[dpdk-dev] [PATCH 03/10] mk: install a standard cutomizable tree
Thomas Monjalon
thomas.monjalon at 6wind.com
Wed Dec 2 12:25:26 CET 2015
2015-12-02 12:27, Panu Matilainen:
> On 12/02/2015 05:57 AM, Thomas Monjalon wrote:
> > The old installed tree was static and always had .config, includes and
> > libs in a RTE_TARGET subdirectory. There is no such directory anymore in
> > an installed SDK. So the top directory is checked.
> > But RTE_TARGET can still be used, especially to build an app with a
> > compiled but not installed SDK.
> > That's why both cases are looked for RTE_SDK_BIN.
[...]
> > The old usage of an installed SDK is:
> > make -C examples/helloworld RTE_SDK=$(readlink -m $DESTDIR) \
> > RTE_TARGET=x86_64-native-linuxapp-gcc
> > RTE_TARGET can be specified but is useless now with an installed SDK.
> > The RTE_SDK directory must now point to a different path depending of
> > the installation.
[...]
> > + $(Q)$(call rte_mkdir, $(DESTDIR)$(sdkdir))
> > + $(Q)cp -a $(BUILD_DIR)/.config $(DESTDIR)$(sdkdir)
> > + $(Q)cp -a $(RTE_SDK)/{mk,scripts} $(DESTDIR)$(sdkdir)
> > + $(Q)$(call rte_symlink, $(DESTDIR)$(includedir), $(DESTDIR)$(sdkdir)/include)
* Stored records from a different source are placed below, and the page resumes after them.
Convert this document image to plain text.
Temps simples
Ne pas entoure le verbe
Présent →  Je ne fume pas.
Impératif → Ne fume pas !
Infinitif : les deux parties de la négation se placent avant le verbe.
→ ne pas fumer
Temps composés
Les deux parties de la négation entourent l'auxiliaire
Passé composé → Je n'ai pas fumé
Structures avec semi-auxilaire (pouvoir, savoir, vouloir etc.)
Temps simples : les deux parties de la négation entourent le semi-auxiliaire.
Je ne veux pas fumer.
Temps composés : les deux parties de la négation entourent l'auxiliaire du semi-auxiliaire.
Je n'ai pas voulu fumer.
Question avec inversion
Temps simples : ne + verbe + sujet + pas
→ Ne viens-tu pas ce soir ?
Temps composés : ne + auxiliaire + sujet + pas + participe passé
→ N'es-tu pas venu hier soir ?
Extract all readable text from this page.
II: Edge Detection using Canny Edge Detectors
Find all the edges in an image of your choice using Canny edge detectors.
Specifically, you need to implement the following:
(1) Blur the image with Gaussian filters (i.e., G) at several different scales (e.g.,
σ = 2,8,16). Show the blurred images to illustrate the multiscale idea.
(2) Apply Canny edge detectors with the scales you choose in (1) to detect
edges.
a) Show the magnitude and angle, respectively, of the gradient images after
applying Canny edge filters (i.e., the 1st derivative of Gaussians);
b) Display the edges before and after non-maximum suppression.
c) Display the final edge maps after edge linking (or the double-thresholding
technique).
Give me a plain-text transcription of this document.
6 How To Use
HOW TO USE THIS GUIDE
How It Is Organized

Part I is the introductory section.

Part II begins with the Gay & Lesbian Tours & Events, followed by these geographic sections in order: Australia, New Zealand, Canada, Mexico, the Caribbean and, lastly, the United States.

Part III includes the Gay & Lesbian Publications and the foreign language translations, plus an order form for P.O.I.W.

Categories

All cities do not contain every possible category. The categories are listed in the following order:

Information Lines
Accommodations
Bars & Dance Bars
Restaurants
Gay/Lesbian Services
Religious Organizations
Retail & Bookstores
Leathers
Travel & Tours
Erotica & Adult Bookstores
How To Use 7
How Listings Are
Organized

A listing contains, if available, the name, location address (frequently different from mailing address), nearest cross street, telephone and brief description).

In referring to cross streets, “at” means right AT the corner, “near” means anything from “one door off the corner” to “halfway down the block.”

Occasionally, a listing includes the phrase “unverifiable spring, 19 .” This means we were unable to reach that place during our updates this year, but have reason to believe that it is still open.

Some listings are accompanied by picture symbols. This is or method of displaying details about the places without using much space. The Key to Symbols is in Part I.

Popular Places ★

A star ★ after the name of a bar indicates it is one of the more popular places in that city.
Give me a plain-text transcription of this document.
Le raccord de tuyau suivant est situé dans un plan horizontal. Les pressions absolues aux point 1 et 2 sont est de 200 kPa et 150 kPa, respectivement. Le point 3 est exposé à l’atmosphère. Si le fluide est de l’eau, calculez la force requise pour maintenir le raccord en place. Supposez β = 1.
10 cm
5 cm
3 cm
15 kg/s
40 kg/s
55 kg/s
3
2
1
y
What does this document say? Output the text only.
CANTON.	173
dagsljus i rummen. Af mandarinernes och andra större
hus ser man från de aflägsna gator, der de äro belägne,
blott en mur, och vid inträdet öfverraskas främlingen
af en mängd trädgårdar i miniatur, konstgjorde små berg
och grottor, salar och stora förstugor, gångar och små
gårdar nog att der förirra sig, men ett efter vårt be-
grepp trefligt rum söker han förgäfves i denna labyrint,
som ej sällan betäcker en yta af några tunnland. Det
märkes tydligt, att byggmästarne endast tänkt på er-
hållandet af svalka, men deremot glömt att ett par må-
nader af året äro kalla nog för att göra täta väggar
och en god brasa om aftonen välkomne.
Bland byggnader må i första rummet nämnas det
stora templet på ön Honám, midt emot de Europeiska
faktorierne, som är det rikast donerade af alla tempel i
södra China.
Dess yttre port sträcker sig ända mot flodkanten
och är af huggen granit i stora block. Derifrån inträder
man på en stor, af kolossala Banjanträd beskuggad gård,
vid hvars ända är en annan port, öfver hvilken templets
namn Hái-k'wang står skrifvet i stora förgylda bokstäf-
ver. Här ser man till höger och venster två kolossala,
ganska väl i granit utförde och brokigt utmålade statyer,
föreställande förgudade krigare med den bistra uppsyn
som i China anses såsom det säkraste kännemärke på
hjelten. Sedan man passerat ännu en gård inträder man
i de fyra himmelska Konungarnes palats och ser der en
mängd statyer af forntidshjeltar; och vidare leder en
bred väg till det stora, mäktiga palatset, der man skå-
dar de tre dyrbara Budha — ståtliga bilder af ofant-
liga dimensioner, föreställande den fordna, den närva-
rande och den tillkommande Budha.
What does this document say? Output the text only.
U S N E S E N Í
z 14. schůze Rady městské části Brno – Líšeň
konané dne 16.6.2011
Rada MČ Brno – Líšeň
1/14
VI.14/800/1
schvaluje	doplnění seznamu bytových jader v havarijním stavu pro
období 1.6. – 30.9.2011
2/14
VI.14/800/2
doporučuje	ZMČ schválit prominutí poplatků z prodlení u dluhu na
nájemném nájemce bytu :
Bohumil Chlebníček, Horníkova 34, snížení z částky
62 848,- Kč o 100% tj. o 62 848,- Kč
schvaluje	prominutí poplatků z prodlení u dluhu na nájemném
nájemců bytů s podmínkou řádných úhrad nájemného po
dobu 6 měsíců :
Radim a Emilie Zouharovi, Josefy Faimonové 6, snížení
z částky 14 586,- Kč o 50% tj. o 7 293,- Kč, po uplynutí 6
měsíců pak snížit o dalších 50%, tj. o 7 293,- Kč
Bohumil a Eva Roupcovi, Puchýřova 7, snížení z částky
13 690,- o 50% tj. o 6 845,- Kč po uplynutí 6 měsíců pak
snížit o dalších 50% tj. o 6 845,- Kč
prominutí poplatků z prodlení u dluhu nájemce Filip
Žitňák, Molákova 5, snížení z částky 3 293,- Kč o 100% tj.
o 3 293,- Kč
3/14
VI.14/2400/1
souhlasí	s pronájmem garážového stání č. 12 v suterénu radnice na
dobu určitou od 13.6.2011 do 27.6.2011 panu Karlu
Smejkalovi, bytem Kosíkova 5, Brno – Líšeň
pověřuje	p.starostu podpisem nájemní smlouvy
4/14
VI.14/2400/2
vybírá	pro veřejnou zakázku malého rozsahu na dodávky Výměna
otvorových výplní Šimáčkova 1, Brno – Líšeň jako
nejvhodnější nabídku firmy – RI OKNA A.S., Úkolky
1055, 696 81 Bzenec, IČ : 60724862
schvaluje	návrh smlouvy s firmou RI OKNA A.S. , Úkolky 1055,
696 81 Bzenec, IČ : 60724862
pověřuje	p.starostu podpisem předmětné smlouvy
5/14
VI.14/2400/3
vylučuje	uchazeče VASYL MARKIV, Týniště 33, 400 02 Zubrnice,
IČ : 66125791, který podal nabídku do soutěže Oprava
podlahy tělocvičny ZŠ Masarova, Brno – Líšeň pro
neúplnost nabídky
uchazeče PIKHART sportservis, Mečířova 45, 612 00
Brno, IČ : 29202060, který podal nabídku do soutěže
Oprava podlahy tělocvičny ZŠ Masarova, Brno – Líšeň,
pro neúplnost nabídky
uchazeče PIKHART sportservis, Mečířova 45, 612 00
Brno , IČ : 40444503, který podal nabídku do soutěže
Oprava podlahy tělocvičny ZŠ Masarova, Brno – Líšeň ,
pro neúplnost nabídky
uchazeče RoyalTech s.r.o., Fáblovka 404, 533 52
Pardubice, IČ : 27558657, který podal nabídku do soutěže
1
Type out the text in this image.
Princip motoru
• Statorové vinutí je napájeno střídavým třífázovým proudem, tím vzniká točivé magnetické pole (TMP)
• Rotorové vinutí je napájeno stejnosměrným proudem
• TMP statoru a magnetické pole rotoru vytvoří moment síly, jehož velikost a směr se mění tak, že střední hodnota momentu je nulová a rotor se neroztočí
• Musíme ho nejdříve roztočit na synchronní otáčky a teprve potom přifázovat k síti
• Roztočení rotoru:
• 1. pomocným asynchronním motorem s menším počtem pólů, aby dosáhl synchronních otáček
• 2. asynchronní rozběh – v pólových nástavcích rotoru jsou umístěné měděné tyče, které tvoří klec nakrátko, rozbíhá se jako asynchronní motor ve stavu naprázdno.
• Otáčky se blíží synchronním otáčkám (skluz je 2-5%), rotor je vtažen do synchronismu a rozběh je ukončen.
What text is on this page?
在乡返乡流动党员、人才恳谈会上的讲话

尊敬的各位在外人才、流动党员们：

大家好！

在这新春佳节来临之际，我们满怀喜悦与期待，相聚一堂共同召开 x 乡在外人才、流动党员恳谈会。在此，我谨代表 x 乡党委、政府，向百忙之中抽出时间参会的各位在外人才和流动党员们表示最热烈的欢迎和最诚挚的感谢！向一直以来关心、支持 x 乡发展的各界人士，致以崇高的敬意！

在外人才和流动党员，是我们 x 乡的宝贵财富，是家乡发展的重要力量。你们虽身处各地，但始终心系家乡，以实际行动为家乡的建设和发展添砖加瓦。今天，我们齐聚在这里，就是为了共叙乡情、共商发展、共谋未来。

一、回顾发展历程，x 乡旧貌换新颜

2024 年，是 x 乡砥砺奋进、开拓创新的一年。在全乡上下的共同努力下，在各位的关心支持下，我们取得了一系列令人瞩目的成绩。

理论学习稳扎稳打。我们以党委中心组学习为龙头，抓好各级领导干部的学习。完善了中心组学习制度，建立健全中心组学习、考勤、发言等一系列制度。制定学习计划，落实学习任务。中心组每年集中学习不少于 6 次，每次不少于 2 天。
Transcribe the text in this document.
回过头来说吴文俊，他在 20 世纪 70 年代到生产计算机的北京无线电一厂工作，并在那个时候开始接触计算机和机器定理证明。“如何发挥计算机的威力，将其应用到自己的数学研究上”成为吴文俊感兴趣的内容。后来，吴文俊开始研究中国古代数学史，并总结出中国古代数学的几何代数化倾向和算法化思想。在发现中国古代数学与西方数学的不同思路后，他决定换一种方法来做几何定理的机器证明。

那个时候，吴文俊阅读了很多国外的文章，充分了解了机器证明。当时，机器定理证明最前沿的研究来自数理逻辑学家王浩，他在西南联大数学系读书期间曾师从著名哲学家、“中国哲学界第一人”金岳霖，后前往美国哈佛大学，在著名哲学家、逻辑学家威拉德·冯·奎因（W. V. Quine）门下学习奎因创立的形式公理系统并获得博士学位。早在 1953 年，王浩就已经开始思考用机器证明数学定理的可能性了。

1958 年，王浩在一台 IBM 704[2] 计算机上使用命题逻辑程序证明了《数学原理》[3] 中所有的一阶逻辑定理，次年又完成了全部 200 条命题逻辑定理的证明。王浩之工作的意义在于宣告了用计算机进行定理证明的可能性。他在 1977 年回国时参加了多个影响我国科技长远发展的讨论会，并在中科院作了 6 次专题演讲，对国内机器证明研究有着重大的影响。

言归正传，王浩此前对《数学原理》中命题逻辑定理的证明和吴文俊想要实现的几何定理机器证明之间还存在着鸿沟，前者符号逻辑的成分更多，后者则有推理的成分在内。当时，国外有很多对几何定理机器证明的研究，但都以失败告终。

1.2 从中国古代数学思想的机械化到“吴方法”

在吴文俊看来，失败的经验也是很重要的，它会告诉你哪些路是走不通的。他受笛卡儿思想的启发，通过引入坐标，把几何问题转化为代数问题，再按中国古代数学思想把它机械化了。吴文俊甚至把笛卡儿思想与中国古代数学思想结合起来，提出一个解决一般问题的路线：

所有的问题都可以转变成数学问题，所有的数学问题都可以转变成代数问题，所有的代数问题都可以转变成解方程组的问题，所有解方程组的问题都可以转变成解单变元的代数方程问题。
> > + $(Q)$(call rte_symlink, $(DESTDIR)$(libdir), $(DESTDIR)$(sdkdir)/lib)
>
> $(prefix)/share is supposed to be shareable across different
> architectures. Most of the content here is, but at least the lib symlink
> and .config file are not.
The case you want to address is multilib 32/x32/64, right?
> One option is to install .config and the symlinks within $(sdkdir)/$(T)
> directories, then it can be shared across architectures because each
> lives in their own directory. Another possibility is moving the whole
> sdk directory into a subdir in $(libdir), but that misses the
> opportunity to share across architectures (whether anybody actually
> cares is a whole other question :)
Yes, I tried to remove the use of RTE_TARGET when building an example.
But we can keep it with a subdirectory in $(sdkdir).
> $(sdkdir)/lib -> $(libdir) symlink seems reasonable when installing to
> an empty staging root, but on a real-world installation it'd point to
> /usr/lib(something) which has hundreds or thousands of other unrelated
> libraries. My memory is hazy on details but I think this caused an
> actual problem with something because I ended up $(sdkdir)/lib an actual
> directory populated with symlinks to the individual DPDK libraries.
I don't see the problem.
I suggest to keep it and see how to fix it if an issue is raised.